One of our favorite books is Why the Village Movement by Gandhian philosopher and economist J. C. Kumarappa. We turn to it again and again to be reminded of core principles for keeping economic transactions local.
Kumarappa’s works are now out of print, but we are lucky to have copies here at the Schumacher Center Library. You might find them through a used book search at your independent neighborhood bookstore.
As you are planning your holiday shopping, we share the following excerpt from his chapter on “The Role of Women” written in 1936 and imagining the women of rural villages of India.
Often buyers are only concerned with satisfying their own requirements as near as possible and as cheaply as they can. This way of going about the business is to shirk one’s duties. What are the duties of an effective consumer or buyer? When buying an article of everyday use one has to take account of the full repercussions of one’s transaction.
1) One should know where the article comes from,
2) Who makes the article?
3) Under what conditions do the workers live and work?
4) What proportions of the final price do they get as wages?
5) How is the rest of the money distributed?

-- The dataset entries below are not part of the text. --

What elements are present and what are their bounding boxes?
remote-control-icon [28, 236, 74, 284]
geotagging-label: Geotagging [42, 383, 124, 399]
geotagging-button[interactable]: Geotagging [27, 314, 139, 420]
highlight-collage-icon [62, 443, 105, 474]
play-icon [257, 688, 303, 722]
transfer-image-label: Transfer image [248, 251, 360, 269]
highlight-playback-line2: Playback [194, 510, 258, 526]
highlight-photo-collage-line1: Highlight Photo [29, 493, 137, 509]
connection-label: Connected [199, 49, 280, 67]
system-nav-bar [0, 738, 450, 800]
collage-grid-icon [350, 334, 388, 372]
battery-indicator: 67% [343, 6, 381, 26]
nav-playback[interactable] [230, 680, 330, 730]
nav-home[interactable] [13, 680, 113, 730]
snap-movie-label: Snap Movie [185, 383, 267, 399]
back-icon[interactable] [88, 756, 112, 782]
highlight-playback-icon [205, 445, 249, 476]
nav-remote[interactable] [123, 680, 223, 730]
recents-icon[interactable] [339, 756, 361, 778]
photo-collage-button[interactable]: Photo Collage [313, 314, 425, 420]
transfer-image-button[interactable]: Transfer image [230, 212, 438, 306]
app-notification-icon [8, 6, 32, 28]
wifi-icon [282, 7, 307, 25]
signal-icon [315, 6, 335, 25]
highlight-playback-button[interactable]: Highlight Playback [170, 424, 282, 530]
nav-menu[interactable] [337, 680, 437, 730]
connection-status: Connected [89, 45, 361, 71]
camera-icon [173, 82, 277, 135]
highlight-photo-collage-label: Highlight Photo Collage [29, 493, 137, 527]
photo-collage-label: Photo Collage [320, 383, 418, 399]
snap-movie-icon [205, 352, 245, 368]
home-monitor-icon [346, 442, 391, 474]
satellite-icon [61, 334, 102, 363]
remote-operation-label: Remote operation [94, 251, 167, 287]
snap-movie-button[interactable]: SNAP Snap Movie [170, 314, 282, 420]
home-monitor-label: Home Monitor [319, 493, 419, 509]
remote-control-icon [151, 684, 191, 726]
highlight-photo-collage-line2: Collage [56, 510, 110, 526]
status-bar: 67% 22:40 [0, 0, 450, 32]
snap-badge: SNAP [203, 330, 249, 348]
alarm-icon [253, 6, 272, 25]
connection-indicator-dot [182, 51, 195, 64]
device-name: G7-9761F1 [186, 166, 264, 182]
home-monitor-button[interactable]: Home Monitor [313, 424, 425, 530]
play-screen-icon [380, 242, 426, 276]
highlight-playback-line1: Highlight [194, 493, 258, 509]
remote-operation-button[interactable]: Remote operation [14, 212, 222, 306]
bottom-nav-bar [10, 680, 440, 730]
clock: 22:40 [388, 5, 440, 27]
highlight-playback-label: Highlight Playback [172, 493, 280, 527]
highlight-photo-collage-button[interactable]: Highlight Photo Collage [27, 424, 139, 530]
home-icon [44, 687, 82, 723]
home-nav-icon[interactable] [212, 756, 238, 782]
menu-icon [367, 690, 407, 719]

6) How is the article produced?
7) How does the industry fit into the national economy?
8) What relation has it to the other nations?
If the buyer has to make her influence felt, the further afield she goes for her goods, the less will be the power of her influence at such distance, the less the chances of her information on various points raised being accurate, and the less will be her personal interest. If the goods come from a source which may be tainted with exploitation, either of sweat labor or of the political, financial or economic hold over other nations, or classes, or races, then the buyer of such goods will be a party to such exploitation, just as a person who buys stolen articles from a “chore bazar” creates a market for stolen goods and thus will be encouraging the art of stealing. Therefore, any one who buys goods indiscriminately is not discharging her full responsibility when the sole criterion of her buying is merely the low price or the good quality of the goods. Hence, we should buy goods only from sources from which full information is readily available and which source can be brought under our influence; otherwise we shall have to shoulder a share of the blame for sweat labour, political slavery, or economic stranglehold. We cannot absolve ourselves of the all blame by merely pleading ignorance in regard to the source.
If the raw materials for making cocoa are obtained from plantations on the West coast of Africa which use some form of forced native labour, are carried by vessels on sea routes monopolised or controlled by violence, manufactured in England with sweated labour and brought to India under favorable customs duties enforced by political power, then a buyer of a tin of cocoa patronises the forced labour conditions in the West coast of Africa, utilizes the navy and so partakes in violence, gains by the low wages or bad conditions of the workers in England and takes advantage of the political subjection of India. All this responsibility and more also is put into a little tin of cocoa!
Are we prepared to shoulder this grave responsibility and pander to our palate or shall we content ourselves with a cup of nutritious milk drawn from a well-kept cow at our door? These considerations are not far-fetched but actual. Anyone who looks on life seriously and as a trustee cannot afford to ignore these far reaching consequences of her actions.